This article originally appeared on PYMNTS.com on November 12, 2018.
Chief financial officers (CFOs) often have a love-hate relationship with their enterprise resource planning (ERP) systems. They’re a staple of corporate finance and, as of recent years, are accelerating their shift into the cloud. As such, the ERP system can now play a more flexible role across more areas of the enterprise to deliver deeper insight into financial positions and trends.
Yet, while adoption of ERP tools is nearly ubiquitous, particularly among larger corporations, satisfaction with the solutions in-place seems to be capped. Panorama Consulting conducted research earlier this year that found more than one quarter of corporates described their ERP implementation process as a failure, and satisfaction with their implementations sunk from 81 percent to 42 percent. Analysts said that, even while corporates are satisfied with the ERP systems they have chosen, they’re largely struggling to deploy them effectively and get the most return on investment (ROI).
While ERP systems have been around for 25 years or so, recent evolutions in corporate financial technology are redirecting the position of ERP within the broader ecosystem of digital platforms. Now, one of the most important roles of ERP is to act as an aggregator of corporate data.
However, Mike Lipps, CEO of corporate reporting solutions provider insightsoftware, said that just because the ERP system can gather key financial information doesn’t mean CFOs are able to easily access and make sense of it.
“Most ERPs have a net promoter score that is quite low, if not negative,” he said in a recent interview with PYMNTS. “Yet, it really is the repository, the single source where you can dump all of this data inside of a business. In this day and age, you really don’t know how to operate without an ERP.”
He pointed to Panorama Consulting’s report, which found the availability of information to be the number-one benefit cited by professionals of their ERP systems in place. However, when it comes to strategic benefits of ERP systems, the numbers are relatively low: Only 17 percent said their ERP solution has resulted in better-informed decision-making, and even fewer said it led to enhanced visibility into operations. Overall, nearly all the benefits associated with ERP solutions, from better controls and compliance to lower IT maintenance costs, were experienced by less than half of survey respondents.
“The challenge sometimes becomes: ‘Your greatest strength is your greatest weakness,'” said Lipps. “The fact that the ERP ends up being the place where you can put all of your data makes it much more difficult for these larger enterprises to figure out how to leverage and easily access that data [they] need to make a specific decision.”
For firms like insightsoftware, there is opportunity to bridge these gaps between the potential benefits and expectations of ERP solutions to the actual outcomes of ERP implementation.

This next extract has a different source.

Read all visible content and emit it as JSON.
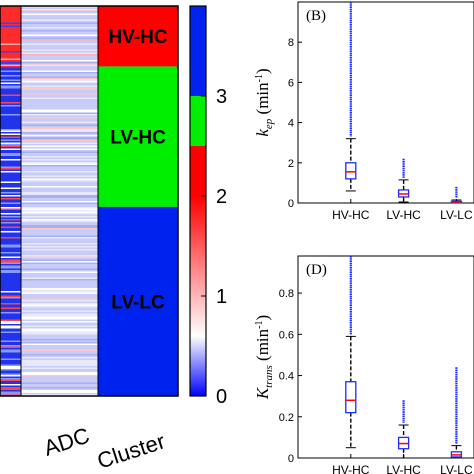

In pursuit of technologies that can enhance CFOs’ ability to get the most out of their ERP systems, insightsoftware recently announced multiple acquisitions of solution providers that can tap into the data trapped within ERPs.
One of those acquisitions was of Wands, a company that offers corporate reporting software based off Microsoft Excel. Interestingly, Excel spreadsheets have followed a similar path in corporate adoption to the ERP solution: While spreadsheets hold a reputation for being outdated and manual, adoption in the corporate finance department is widespread. As a result, for all of its shortcomings, the spreadsheet program often acts as a source for troves of valuable financial information.
“It’s a love-hate relationship with Excel,” said Lipps. “Something like 80 percent of the time that finance folks are working, they’re working in Excel. It is, by far, the number-one instrument for financial roles inside of these businesses.”
While corporate FinTech has taken to pushing corporates off spreadsheets in favor of more automated solutions, Lipps noted that he still sees a future for spreadsheets in corporate finance, particularly in the immediate future. Additional tools can augment the power of spreadsheets, just as they can enhance the potential of ERP tools, allowing CFOs and their teams to make use of the information these solutions hold.
“The trick is to provide ‘Excel on steroids,'” he explained. “To make it easier to pull all of that data from multiple sources together into reports, that makes the lives of finance users much easier. If we’re talking 15, 20 years from now, you can envision Excel usage to start to decline. But I, personally, think that’s a long way off.”
The next evolution in corporate finance and reporting, rather, will be solutions that unlock the data within ERP systems and spreadsheets. Looking one step beyond that, Lipps said, is empowering CFOs to take that data and make more informed predictions and more accurate forecasts. This is what led insightsoftware’s latest acquisition of CXO Software, enabling businesses to streamline their financial reporting capabilities by being able to aggregate data across ERP systems, regardless of the ERP type (or how many a large corporate might have in place).
The “next horizon” for corporate finance will be technologies that can bridge data repositories like Excel spreadsheets and ERP systems for streamlined month-end reporting and analysis, as well as to link these capabilities with budgeting and forecasting teams to allow businesses to look ahead. And yes, spreadsheets and ERP solutions are probably going to still play their part in this evolution.
“The future of the way the CFO operates is the day when the CFO doesn’t have to go through page after page of manual reporting,” Lipps said. “They will, ultimately, be able to do their month-end report on their iPad, and that day is actually much sooner than people realize.”